The stomach, bile duct, periportal lymph nodes, lungs, heart, and ovaries
What is the most common location for gastrinomas in the duodenum?
The first portion of the duodenum, with incidence decreasing distally.
Are duodenal gastrinomas easy to detect preoperatively?
No, they are often very small and can be difficult to identify preoperatively and intraoperatively.
What is the incidence of duodenal versus pancreatic gastrinomas in MEN-1 patients?

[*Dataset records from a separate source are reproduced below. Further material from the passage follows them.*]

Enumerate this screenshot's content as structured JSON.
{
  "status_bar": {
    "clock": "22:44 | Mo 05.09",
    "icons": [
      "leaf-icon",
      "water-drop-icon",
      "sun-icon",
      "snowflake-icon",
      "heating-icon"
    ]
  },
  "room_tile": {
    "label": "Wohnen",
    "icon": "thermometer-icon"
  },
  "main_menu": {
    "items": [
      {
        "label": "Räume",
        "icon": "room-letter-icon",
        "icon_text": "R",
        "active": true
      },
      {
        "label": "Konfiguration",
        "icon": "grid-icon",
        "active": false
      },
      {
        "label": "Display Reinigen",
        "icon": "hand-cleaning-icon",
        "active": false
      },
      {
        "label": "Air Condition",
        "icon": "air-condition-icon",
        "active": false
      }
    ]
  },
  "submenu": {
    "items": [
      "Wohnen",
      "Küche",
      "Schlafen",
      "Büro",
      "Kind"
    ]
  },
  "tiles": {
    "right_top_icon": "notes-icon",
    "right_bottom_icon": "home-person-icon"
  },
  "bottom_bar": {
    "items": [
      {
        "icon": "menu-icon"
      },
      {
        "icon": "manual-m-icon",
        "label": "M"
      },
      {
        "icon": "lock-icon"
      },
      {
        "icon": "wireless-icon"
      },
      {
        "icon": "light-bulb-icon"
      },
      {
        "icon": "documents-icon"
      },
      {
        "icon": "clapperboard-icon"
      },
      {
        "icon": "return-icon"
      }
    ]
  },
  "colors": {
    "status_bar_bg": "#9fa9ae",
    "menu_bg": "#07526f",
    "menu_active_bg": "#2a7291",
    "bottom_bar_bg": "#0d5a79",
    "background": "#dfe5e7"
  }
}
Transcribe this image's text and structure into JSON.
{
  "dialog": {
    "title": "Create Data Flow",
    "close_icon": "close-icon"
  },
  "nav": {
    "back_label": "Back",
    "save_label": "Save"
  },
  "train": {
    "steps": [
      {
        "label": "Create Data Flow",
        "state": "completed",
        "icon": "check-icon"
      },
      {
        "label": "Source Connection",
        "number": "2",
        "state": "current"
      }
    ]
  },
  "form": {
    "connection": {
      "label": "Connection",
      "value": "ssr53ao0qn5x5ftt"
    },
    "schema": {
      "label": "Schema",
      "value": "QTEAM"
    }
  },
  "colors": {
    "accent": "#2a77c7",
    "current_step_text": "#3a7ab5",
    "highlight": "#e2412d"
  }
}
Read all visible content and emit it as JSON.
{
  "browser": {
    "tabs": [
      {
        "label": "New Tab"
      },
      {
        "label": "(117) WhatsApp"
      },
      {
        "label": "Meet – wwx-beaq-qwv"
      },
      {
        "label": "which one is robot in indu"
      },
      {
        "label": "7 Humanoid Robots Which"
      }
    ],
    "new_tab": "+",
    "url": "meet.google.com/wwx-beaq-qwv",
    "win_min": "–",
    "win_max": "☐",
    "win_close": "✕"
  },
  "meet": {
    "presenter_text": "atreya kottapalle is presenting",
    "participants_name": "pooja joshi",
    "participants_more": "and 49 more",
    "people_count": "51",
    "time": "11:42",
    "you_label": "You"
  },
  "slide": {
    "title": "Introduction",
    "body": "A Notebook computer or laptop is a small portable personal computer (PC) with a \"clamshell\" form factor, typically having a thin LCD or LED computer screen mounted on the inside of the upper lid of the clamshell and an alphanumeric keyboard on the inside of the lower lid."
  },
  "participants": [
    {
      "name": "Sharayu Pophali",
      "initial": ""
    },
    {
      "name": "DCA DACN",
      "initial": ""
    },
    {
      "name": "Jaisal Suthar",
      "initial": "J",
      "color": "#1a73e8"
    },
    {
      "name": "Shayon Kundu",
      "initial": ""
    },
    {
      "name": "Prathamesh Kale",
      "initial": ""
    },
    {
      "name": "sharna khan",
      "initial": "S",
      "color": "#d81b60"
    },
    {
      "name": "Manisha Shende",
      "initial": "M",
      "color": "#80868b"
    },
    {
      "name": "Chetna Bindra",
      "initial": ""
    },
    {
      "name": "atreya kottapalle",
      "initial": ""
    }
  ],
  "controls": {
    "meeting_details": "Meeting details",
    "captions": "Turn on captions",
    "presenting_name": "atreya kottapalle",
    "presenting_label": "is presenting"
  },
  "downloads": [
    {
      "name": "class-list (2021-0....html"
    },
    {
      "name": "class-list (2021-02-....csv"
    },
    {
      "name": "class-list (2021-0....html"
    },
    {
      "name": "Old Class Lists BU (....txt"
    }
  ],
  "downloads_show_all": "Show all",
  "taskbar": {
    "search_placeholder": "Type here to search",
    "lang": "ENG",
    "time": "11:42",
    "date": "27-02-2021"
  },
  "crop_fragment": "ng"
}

MEN-1 patients often have multiple tumors in the pancreas or duodenum
most sporadic gastrinomas occurring in the duodenum
What is the prognosis for patients with pancreatic gastrinomas versus duodenal gastrinomas?
Pancreatic gastrinomas have a poorer prognosis due to a higher rate of liver metastases
How do liver metastases affect the prognosis of gastrinoma patients?
Diffuse liver metastases are associated with a 10-15% 10-year survival rate, whereas absence of liver metastases corresponds to a 95% survival rate
What is the significance of the primary tumor size in gastrinomas?
Larger primary tumor size is predictive of distant metastasis
What is the typical Ki-67 proliferative rate in gastrinomas?
Gastrinomas have a low Ki-67 rate, around 1% to 2%, indicating they are generally slow-growing tumors.